El ‘All-Star’ de la NBA que arranca este viernes no es una edición más. Aterriza con un formato renovado: un combinado mundial frente a dos selecciones estadounidenses. Tres plantillas en un cuadrangular de todos contra todos. Es el reinicio que espera revitalizar una de las mayores competiciones del deporte espectáculo.
La 75º edición de esta cita, que reúne a las máximas estrellas del baloncesto, se disputará en partidos de 12 minutos diseñados para eliminar los tiempos muertos y premiar la intensidad en cada posesión, hasta decidir qué dos equipos lucharán por el título en la gran final.
Atrás queda ese clásico Este contra Oeste que antaño despertaba esta cita para perseguir un ritmo frenético y levantar de nuevo unas audiencias que han ido en picado en los últimos años.
El juego parece estar servido: ¿Será capaz el equipo del resto del mundo, liderado por Nikola Jokic, Luka Doncic y Victor Wembanyama, de hacer frente a las dos plantillas estadounidenses en su propio patio?
EEUU contra el mundo
Esta lucha de titanes juntará en un mismo equipo a Lebron James y Kevin Durant en el conjunto ‘Barras’, junto a Jalen Brunson, Jaylen Brown, Kawhi Leonard, Norman Powell y Donovan Mitchell.
La veteranía de las estrellas de este ‘dream team’ choca con el de ‘Estrellas’, el grupo de las jóvenes promesas de EE.UU. liderado por la explosividad de Anthony Edwards y la capacidad anotadora de Devin Booker, quienes representan el relevo generacional más inmediato de la NBA.
Junto a ellos, figuras como Cade Cunningham, Chet Holmgren, Tyrese Maxey, Jalen Duren, Scottie Barnes y Jalen Johnson suman un grupo que pondrá contra las cuerdas la experiencia de estrellas como LeBron, quien alcanza la cifra histórica de 22 años asistiendo al ‘All-Star’.
El tridente Doncic, Jokic y Wembanyama agrupa, por último, la era más global en la historia del baloncesto.
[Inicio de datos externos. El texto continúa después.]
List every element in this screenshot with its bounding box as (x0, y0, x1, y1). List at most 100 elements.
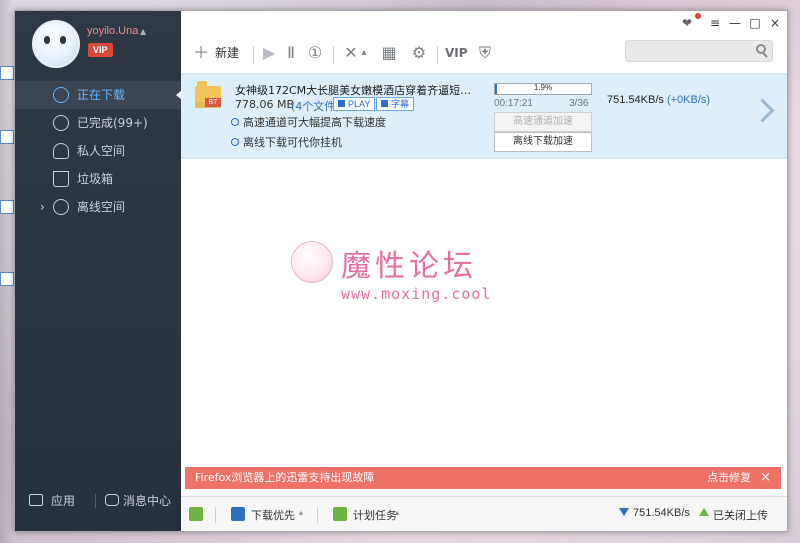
chevron-right-icon[interactable] (750, 98, 775, 123)
sidebar-bottom-divider (95, 494, 96, 508)
one-click-icon[interactable]: ① (305, 43, 325, 63)
sidebar-item-label: 垃圾箱 (77, 172, 114, 186)
schedule-label[interactable]: 计划任务 (353, 507, 397, 523)
subtitle-label: 字幕 (391, 99, 410, 109)
checkmark-icon (53, 115, 69, 131)
download-speed-extra: (+0KB/s) (666, 94, 711, 106)
progress-bar: 1.9% (494, 83, 592, 95)
sidebar-item-label: 离线空间 (77, 200, 126, 214)
user-menu-caret-icon[interactable]: ▲ (140, 27, 146, 36)
delete-menu-caret-icon[interactable]: ▴ (359, 43, 369, 63)
high-speed-accelerate-button[interactable]: 高速通道加速 (494, 112, 592, 132)
download-speed-value: 751.54KB/s (607, 94, 664, 106)
play-label: PLAY (348, 99, 371, 109)
star-icon (381, 100, 388, 107)
offline-accelerate-button[interactable]: 离线下载加速 (494, 132, 592, 152)
apps-label: 应用 (51, 494, 76, 508)
watermark: 魔性论坛 www.moxing.cool (291, 241, 551, 311)
skin-icon[interactable]: ❤ (679, 15, 695, 31)
new-task-icon[interactable]: ＋ (191, 43, 211, 63)
sidebar-bottom: 应用 消息中心 (15, 487, 181, 515)
search-icon[interactable] (756, 44, 766, 54)
play-mini-icon (338, 100, 345, 107)
main-panel: ❤ ≡ — □ × ＋ 新建 ▶ Ⅱ ① ✕ ▴ ▦ ⚙ VIP ⛨ BT 女神… (181, 11, 787, 531)
pieces-count: 3/36 (569, 98, 589, 109)
trash-icon (53, 171, 69, 187)
desktop-icon[interactable] (0, 272, 14, 286)
desktop-icon[interactable] (0, 130, 14, 144)
watermark-url: www.moxing.cool (341, 285, 492, 303)
settings-icon[interactable]: ⚙ (409, 43, 429, 63)
folder-icon: BT (195, 81, 221, 108)
close-icon[interactable]: × (767, 15, 783, 31)
bt-badge-icon: BT (205, 98, 221, 107)
hint-high-speed: 高速通道可大幅提高下载速度 (243, 116, 386, 129)
download-priority-icon[interactable] (231, 507, 245, 521)
sidebar-item-label: 私人空间 (77, 144, 126, 158)
back-icon[interactable] (189, 507, 203, 521)
delete-icon[interactable]: ✕ (341, 43, 361, 63)
message-center-button[interactable]: 消息中心 (105, 487, 179, 515)
error-banner: Firefox浏览器上的迅雷支持出现故障 点击修复 × (185, 467, 781, 489)
banner-fix-link[interactable]: 点击修复 (707, 467, 751, 489)
task-title[interactable]: 女神级172CM大长腿美女嫩模酒店穿着齐逼短裙装趴在… (235, 82, 481, 98)
status-download-speed: 751.54KB/s (633, 507, 690, 519)
download-task-row[interactable]: BT 女神级172CM大长腿美女嫩模酒店穿着齐逼短裙装趴在… 778.06 MB… (181, 73, 787, 159)
sidebar: yoyilo.Una ▲ VIP 正在下载 已完成(99+) 私人空间 垃圾箱 (15, 11, 182, 531)
download-priority-caret-icon[interactable]: ▴ (299, 508, 303, 517)
subtitle-button[interactable]: 字幕 (376, 97, 415, 111)
sidebar-item-label: 正在下载 (77, 88, 126, 102)
desktop-icon[interactable] (0, 66, 14, 80)
cloud-icon (53, 199, 69, 215)
notification-dot-icon (695, 13, 701, 19)
sidebar-item-trash[interactable]: 垃圾箱 (15, 165, 181, 193)
schedule-icon[interactable] (333, 507, 347, 521)
sidebar-item-completed[interactable]: 已完成(99+) (15, 109, 181, 137)
statusbar-separator (317, 507, 318, 523)
hint-bullet-icon (231, 138, 239, 146)
watermark-title: 魔性论坛 (341, 249, 477, 284)
statusbar-separator (215, 507, 216, 523)
toolbar-separator (437, 46, 438, 64)
banner-message: Firefox浏览器上的迅雷支持出现故障 (195, 471, 375, 484)
vip-badge[interactable]: VIP (88, 43, 113, 57)
speedup-icon[interactable]: ⛨ (475, 43, 495, 63)
sidebar-item-label: 已完成(99+) (77, 116, 148, 130)
download-priority-label[interactable]: 下载优先 (251, 507, 295, 523)
hint-offline: 离线下载可代你挂机 (243, 136, 342, 149)
task-size: 778.06 MB (235, 98, 295, 111)
avatar[interactable] (32, 20, 80, 68)
status-bar: 下载优先 ▴ 计划任务 ▴ 751.54KB/s 已关闭上传 (181, 496, 787, 531)
banner-close-icon[interactable]: × (760, 467, 771, 489)
search-input[interactable] (626, 41, 758, 59)
elapsed-time: 00:17:21 (494, 98, 533, 109)
minimize-icon[interactable]: — (727, 15, 743, 31)
pause-icon[interactable]: Ⅱ (281, 43, 301, 63)
apps-button[interactable]: 应用 (29, 487, 89, 515)
sidebar-item-downloading[interactable]: 正在下载 (15, 81, 182, 109)
menu-icon[interactable]: ≡ (707, 15, 723, 31)
toolbar-separator (253, 46, 254, 64)
download-speed-icon (619, 508, 629, 516)
play-button[interactable]: PLAY (333, 97, 376, 111)
expand-chevron-icon[interactable]: › (40, 193, 45, 221)
username[interactable]: yoyilo.Una (87, 25, 138, 37)
search-box[interactable] (625, 40, 773, 62)
vip-button[interactable]: VIP (445, 43, 468, 63)
schedule-caret-icon[interactable]: ▴ (395, 508, 399, 517)
sidebar-item-private-space[interactable]: 私人空间 (15, 137, 181, 165)
play-icon[interactable]: ▶ (259, 43, 279, 63)
watermark-avatar-icon (291, 241, 333, 283)
upload-icon (699, 508, 709, 516)
download-speed: 751.54KB/s (+0KB/s) (607, 94, 710, 106)
upload-status[interactable]: 已关闭上传 (713, 507, 768, 523)
desktop-icon[interactable] (0, 200, 14, 214)
progress-text: 1.9% (533, 83, 553, 92)
sidebar-nav: 正在下载 已完成(99+) 私人空间 垃圾箱 › 离线空间 (15, 81, 182, 221)
maximize-icon[interactable]: □ (747, 15, 763, 31)
new-task-button[interactable]: 新建 (215, 43, 239, 63)
sidebar-item-offline-space[interactable]: › 离线空间 (15, 193, 181, 221)
grid-icon[interactable]: ▦ (379, 43, 399, 63)
hint-bullet-icon (231, 118, 239, 126)
download-icon (53, 87, 69, 103)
Acompañados por Jamal Murray, Karl-Anthony Towns, Pascal Siacam, Deni Advija y Alperen Sengun, el equipo internacional presenta una alineación que asusta por su dominio del juego interior y su visión de pista.
Las grandes ausencias
Sin embargo, el espectáculo llega con varias bajas de peso, la más sensible es precisamente la de Shai Gilgeous-Alexander, el MVP de la pasada temporada, quien se perderá la cita por una distensión abdominal.
También destaca la ausencia del griego Giannis Antetokounmpo en la lista de internacionales debido a una distensión en el gemelo izquierdo.
Tampoco rodarán sobre la pista Curry, una de las bajas de última hora tras lesionarse de la rodilla, y que será reemplazado en la pista Brandon Ingram en el equipo ‘Barras’.
Por su parte, la joven promesa Cooper Flagg se perderá el partido de exhibición del Rising Star Challenge, un formato que se disputa este viernes entre un equipo formado por jugadores novatos y de segundo año de EE.UU. contra otros dos de igual formación, pero con una plantilla que trasciende al resto del mundo.
El estadio de los Clippers, una nave espacial
El escenario elegido para esta revolución es el Intuit Dome, la joya de la corona del empresario estadounidense Steve Ballmer y nueva casa de los Los Angeles Clippers, ubicada en la localidad de Inglewood, en el condado de Los Ángeles.
Llamarlo simplemente estadio de baloncesto se queda corto: es una nave espacial que dispone de una enorme pantalla LED gigante que envuelve el techo y el imponente ‘The Wall’, 51 filas de asientos verticales diseñadas para crear un muro de sonido ensordecedor.
El recinto, inaugurado en 2024, también cuenta con la particularidad de disponer más de 1.100 baños, una cantidad inusualmente alta y que triplica la media de pabellones de la NBA con el objetivo de evitar colas y agilizar así el regreso de los aficionados durante los descansos.